A payments company owned by Trump family cryptocurrency firm World Liberty Financial is up for sale, The Wall Street Journal reported Wednesday (July 8).

AI Financial is in discussions to sell its core business to blockchain technology company Perpetuals.com, according to the report, which cited a corporate filing.

Perpetuals announced Tuesday (July 7) that it signed a non-binding term sheet to explore a sale.

“No decisions have been made while we evaluate how this potential transaction could further fuel Perpetuals’s growth and complement our product roadmap,” Perpetuals.com Chief Strategy Officer Matthew Nicoletti said in a statement.

The price being discussed is for up to $15 million, according to the report. President Donald Trump’s family’s company purchased control of AI Financial, then known as Alt5 Sigma, last year for $750 million.

The possible sale is a reversal for a company that the Trump family’s World Liberty Financial had touted as critical to its plans to become a serious industry player, using dollar-based stablecoins to build an international payments business, the report said.
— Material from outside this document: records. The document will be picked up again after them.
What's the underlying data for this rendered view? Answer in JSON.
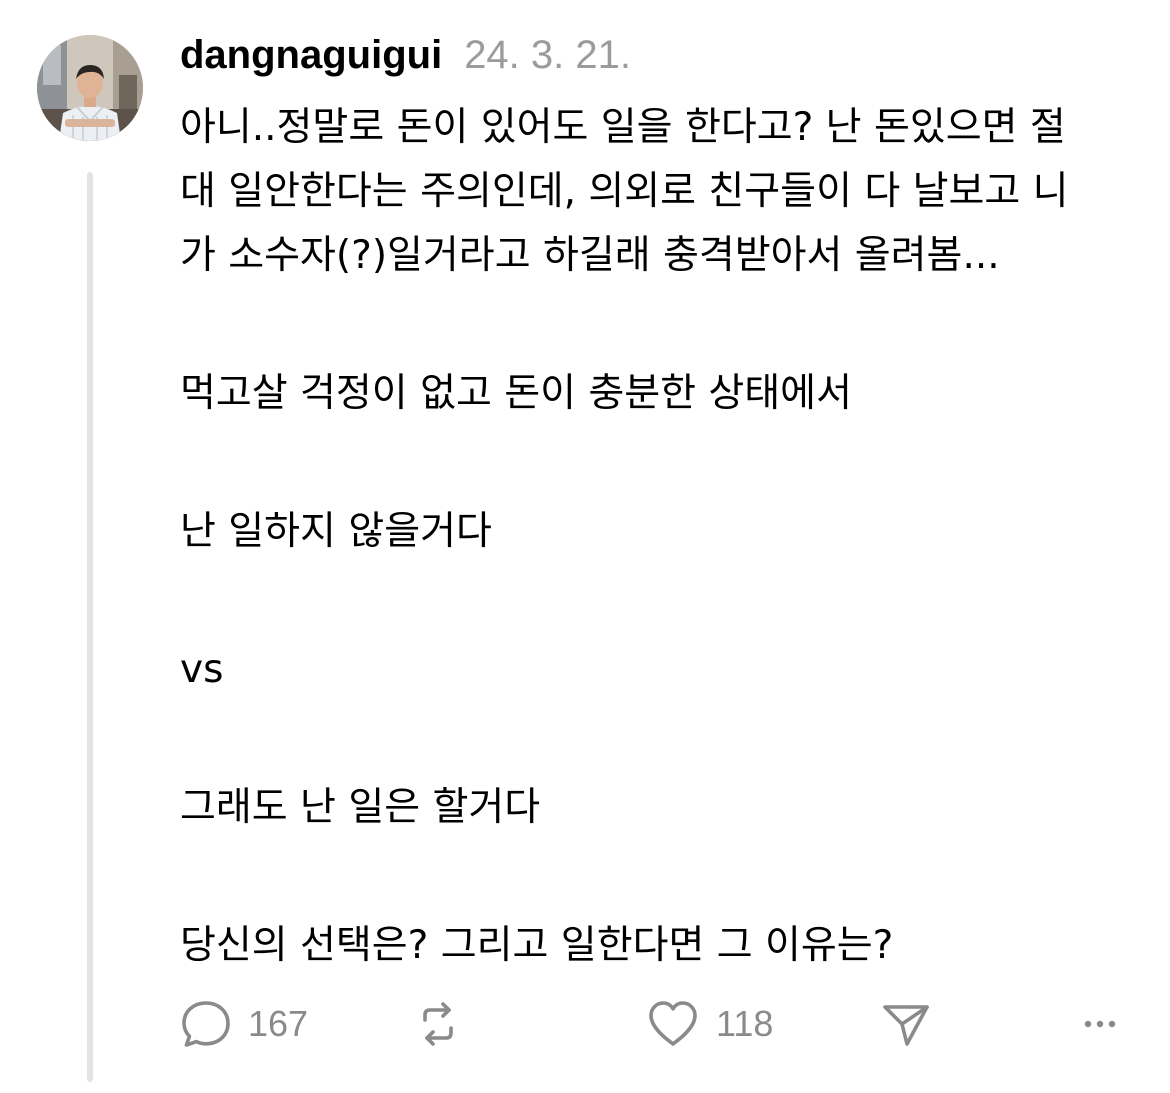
{
  "post": {
    "author": "dangnaguigui",
    "date": "24. 3. 21.",
    "lines": {
      "l1": "아니..정말로 돈이 있어도 일을 한다고? 난 돈있으면 절",
      "l2": "대 일안한다는 주의인데, 의외로 친구들이 다 날보고 니",
      "l3": "가 소수자(?)일거라고 하길래 충격받아서 올려봄...",
      "l4": "먹고살 걱정이 없고 돈이 충분한 상태에서",
      "l5": "난 일하지 않을거다",
      "l6": "vs",
      "l7": "그래도 난 일은 할거다",
      "l8": "당신의 선택은? 그리고 일한다면 그 이유는?"
    }
  },
  "actions": {
    "reply_count": "167",
    "like_count": "118",
    "icons": {
      "reply": "speech-bubble-icon",
      "repost": "repost-arrows-icon",
      "like": "heart-icon",
      "share": "paper-plane-icon",
      "more": "ellipsis-icon"
    }
  },
  "colors": {
    "text": "#000000",
    "muted": "#9b9b9b",
    "icon": "#8a8a8a",
    "thread_line": "#e3e3e3"
  }
}
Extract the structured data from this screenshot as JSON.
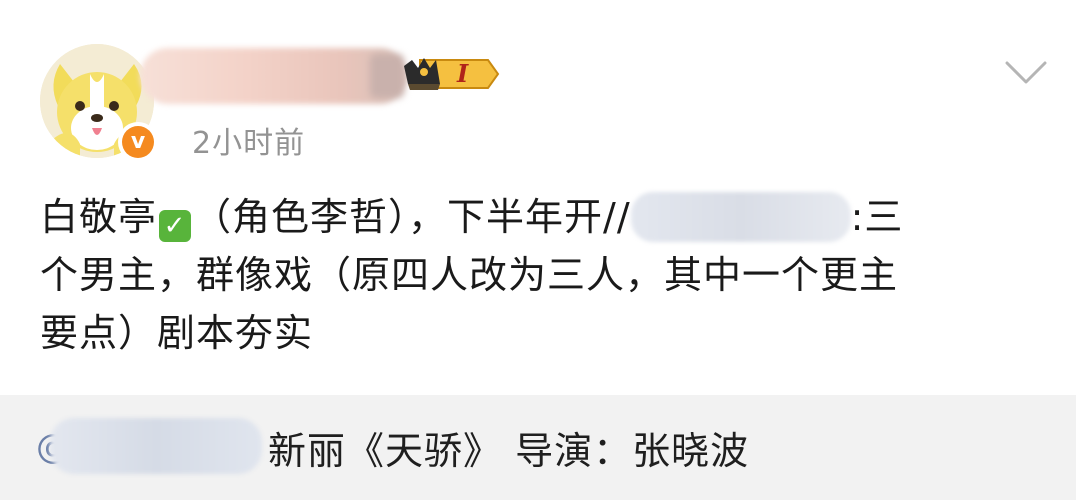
{
  "post": {
    "timestamp": "2小时前",
    "content_lines": {
      "l1_a": "白敬亭",
      "l1_b": "（角色李哲），下半年开//",
      "l1_c": ":三",
      "l2": "个男主，群像戏（原四人改为三人，其中一个更主",
      "l3": "要点）剧本夯实"
    },
    "level_badge": "I",
    "verified_mark": "v"
  },
  "retweet": {
    "at_symbol": "@",
    "text": "新丽《天骄》 导演：张晓波"
  },
  "icons": {
    "avatar": "dog-avatar-icon",
    "verified": "verified-badge-icon",
    "level": "crown-level-badge-icon",
    "more": "chevron-down-icon",
    "check": "check-mark-emoji-icon"
  },
  "colors": {
    "verified_orange": "#f58a1f",
    "time_gray": "#939393",
    "retweet_bg": "#f2f2f2",
    "badge_gold": "#f5c040"
  }
}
Instead, AI Financial has provided the Trumps with more than half a billion dollars, while investors have lost out, according to the report. Last week, President Donald Trump revealed he had earned more than $1.4 billion during 2025 from his crypto ventures.

World Liberty bought a majority stake in AI Financial in August using its own cryptocurrency. The payments company then raised another $750 million from investors to buy more of World Liberty’s WLFI digital tokens, the report said.
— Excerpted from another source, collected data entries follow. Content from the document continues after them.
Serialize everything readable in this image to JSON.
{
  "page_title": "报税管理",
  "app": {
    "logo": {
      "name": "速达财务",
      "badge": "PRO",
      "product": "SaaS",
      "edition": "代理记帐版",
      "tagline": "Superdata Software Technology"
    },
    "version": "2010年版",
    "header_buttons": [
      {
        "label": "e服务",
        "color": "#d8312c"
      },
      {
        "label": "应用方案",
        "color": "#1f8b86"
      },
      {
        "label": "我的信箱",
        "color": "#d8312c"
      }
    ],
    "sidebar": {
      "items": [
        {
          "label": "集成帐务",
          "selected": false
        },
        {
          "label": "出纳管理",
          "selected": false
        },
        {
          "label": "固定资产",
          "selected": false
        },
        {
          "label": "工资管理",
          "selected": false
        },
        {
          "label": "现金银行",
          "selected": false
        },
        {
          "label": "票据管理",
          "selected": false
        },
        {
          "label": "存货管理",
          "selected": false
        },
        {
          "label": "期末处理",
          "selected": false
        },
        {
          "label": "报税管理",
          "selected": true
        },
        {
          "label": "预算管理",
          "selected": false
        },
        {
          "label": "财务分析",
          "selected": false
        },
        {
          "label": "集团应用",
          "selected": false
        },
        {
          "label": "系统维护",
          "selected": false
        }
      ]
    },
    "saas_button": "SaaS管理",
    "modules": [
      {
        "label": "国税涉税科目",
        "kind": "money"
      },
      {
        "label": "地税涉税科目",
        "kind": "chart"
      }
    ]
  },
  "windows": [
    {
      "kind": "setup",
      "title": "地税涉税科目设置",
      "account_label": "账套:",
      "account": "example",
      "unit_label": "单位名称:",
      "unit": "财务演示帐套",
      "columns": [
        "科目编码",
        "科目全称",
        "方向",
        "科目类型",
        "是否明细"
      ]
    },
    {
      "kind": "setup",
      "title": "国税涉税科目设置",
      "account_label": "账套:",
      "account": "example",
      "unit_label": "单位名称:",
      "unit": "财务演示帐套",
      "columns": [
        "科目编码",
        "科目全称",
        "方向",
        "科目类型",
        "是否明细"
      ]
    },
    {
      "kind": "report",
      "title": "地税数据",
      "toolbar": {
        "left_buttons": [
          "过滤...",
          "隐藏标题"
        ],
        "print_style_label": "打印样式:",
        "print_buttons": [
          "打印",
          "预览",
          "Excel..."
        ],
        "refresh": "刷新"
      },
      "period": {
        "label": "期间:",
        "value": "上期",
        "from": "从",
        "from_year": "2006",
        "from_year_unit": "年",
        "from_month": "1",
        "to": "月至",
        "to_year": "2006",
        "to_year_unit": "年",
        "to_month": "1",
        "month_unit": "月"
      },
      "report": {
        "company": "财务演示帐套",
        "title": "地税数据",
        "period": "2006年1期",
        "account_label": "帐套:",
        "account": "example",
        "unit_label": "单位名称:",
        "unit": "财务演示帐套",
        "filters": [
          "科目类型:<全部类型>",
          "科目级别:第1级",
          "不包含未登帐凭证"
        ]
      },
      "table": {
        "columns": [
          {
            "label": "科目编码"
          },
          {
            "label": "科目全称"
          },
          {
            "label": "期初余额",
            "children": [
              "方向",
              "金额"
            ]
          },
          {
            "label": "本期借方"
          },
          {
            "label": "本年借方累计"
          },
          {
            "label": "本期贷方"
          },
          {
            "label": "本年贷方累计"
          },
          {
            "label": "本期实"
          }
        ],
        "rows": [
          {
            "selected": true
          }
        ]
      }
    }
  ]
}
However, those tokens have since lost 70% of their value, with investors seeing their shares in AI Financial plunge more than 90%, giving the company a market value of $80 million, according to the report. Selling the company’s payments subsidiary would rob AI Financial of its only revenue-generating business, which took in $25 million last year.

Meanwhile, crypto payments have evolved from their early promise of quicker, cheaper and borderless transactions.
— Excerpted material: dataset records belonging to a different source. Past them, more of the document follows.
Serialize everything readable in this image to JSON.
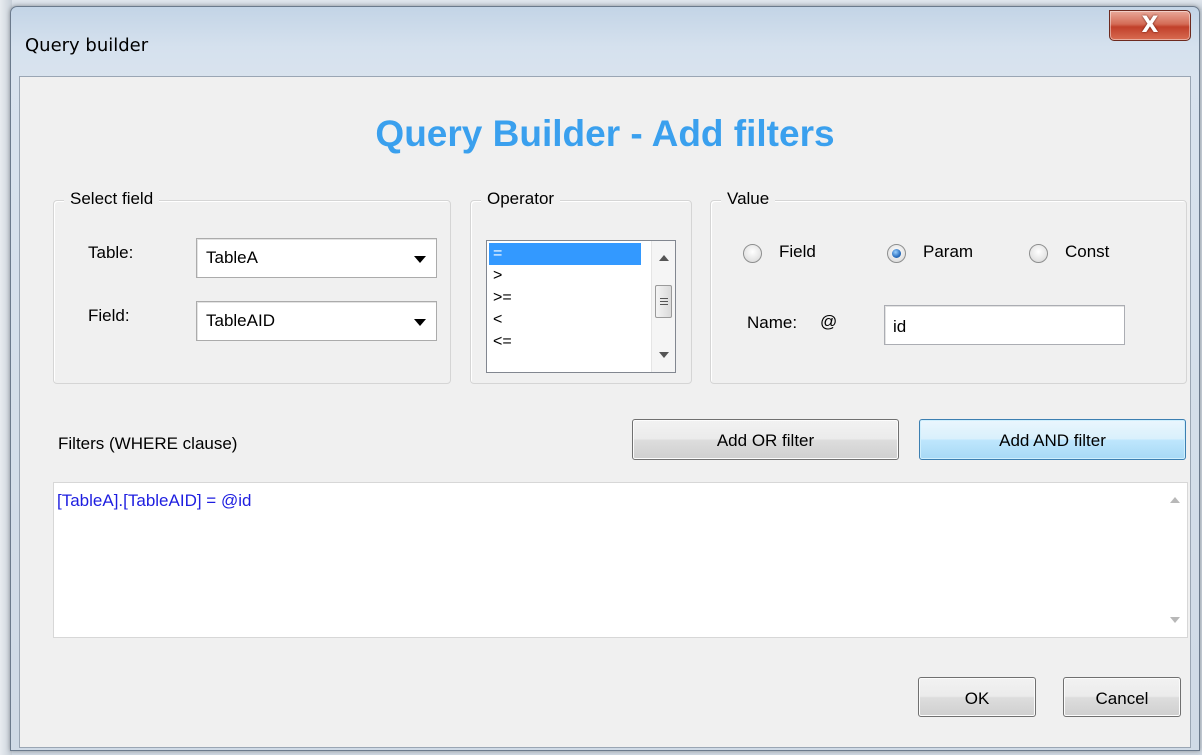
{
  "window": {
    "title": "Query builder",
    "close_glyph": "X"
  },
  "heading": "Query Builder - Add filters",
  "select_field": {
    "legend": "Select field",
    "table_label": "Table:",
    "table_value": "TableA",
    "field_label": "Field:",
    "field_value": "TableAID"
  },
  "operator": {
    "legend": "Operator",
    "items": [
      "=",
      ">",
      ">=",
      "<",
      "<="
    ],
    "selected": "="
  },
  "value": {
    "legend": "Value",
    "options": [
      {
        "label": "Field",
        "checked": false
      },
      {
        "label": "Param",
        "checked": true
      },
      {
        "label": "Const",
        "checked": false
      }
    ],
    "name_label": "Name:",
    "name_prefix": "@",
    "name_value": "id"
  },
  "filters": {
    "label": "Filters (WHERE clause)",
    "add_or_label": "Add OR filter",
    "add_and_label": "Add AND filter",
    "text": "[TableA].[TableAID] = @id"
  },
  "footer": {
    "ok_label": "OK",
    "cancel_label": "Cancel"
  },
  "colors": {
    "heading": "#3aa0ee",
    "selection": "#3399ff",
    "filter_text": "#1e1ee0",
    "close_button": "#c9442d"
  }
}
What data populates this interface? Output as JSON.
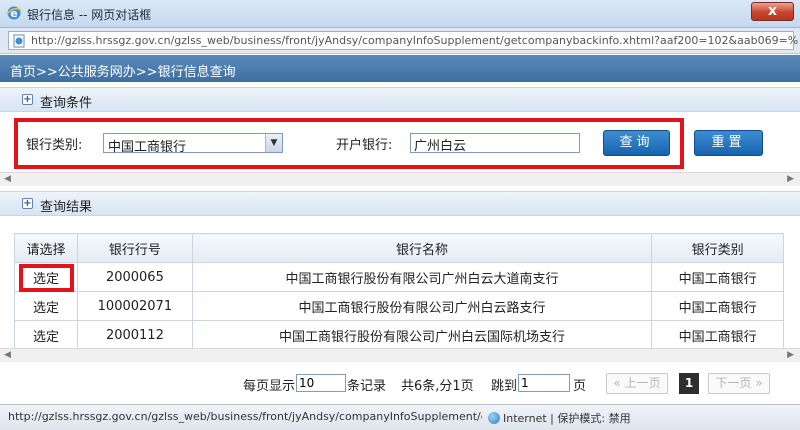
{
  "window": {
    "title": "银行信息 -- 网页对话框",
    "close_label": "x",
    "url": "http://gzlss.hrssgz.gov.cn/gzlss_web/business/front/jyAndsy/companyInfoSupplement/getcompanybackinfo.xhtml?aaf200=102&aab069=%"
  },
  "breadcrumb": "首页>>公共服务网办>>银行信息查询",
  "query_section": {
    "title": "查询条件",
    "bank_type_label": "银行类别:",
    "bank_type_value": "中国工商银行",
    "open_bank_label": "开户银行:",
    "open_bank_value": "广州白云",
    "search_label": "查询",
    "reset_label": "重置"
  },
  "results_section": {
    "title": "查询结果",
    "columns": [
      "请选择",
      "银行行号",
      "银行名称",
      "银行类别"
    ],
    "rows": [
      {
        "select": "选定",
        "code": "2000065",
        "name": "中国工商银行股份有限公司广州白云大道南支行",
        "type": "中国工商银行"
      },
      {
        "select": "选定",
        "code": "100002071",
        "name": "中国工商银行股份有限公司广州白云路支行",
        "type": "中国工商银行"
      },
      {
        "select": "选定",
        "code": "2000112",
        "name": "中国工商银行股份有限公司广州白云国际机场支行",
        "type": "中国工商银行"
      }
    ]
  },
  "pager": {
    "per_page_prefix": "每页显示",
    "per_page_value": "10",
    "per_page_suffix": "条记录",
    "summary": "共6条,分1页",
    "goto_prefix": "跳到",
    "goto_value": "1",
    "goto_suffix": "页",
    "prev_label": "« 上一页",
    "current_page": "1",
    "next_label": "下一页 »"
  },
  "statusbar": {
    "url": "http://gzlss.hrssgz.gov.cn/gzlss_web/business/front/jyAndsy/companyInfoSupplement/g",
    "zone": "Internet | 保护模式: 禁用"
  }
}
“The reality of that earlier era, as merchants quickly discovered, was anything but,” PYMNTS reported in April. “Fragmented blockchains, volatile assets, inconsistent user experiences and opaque settlement processes turned what was supposed to be a next-generation checkout feature into an operational burden.”

However, the trajectory of crypto payments is now aligning “with the broader evolution of financial infrastructure,” according to the report.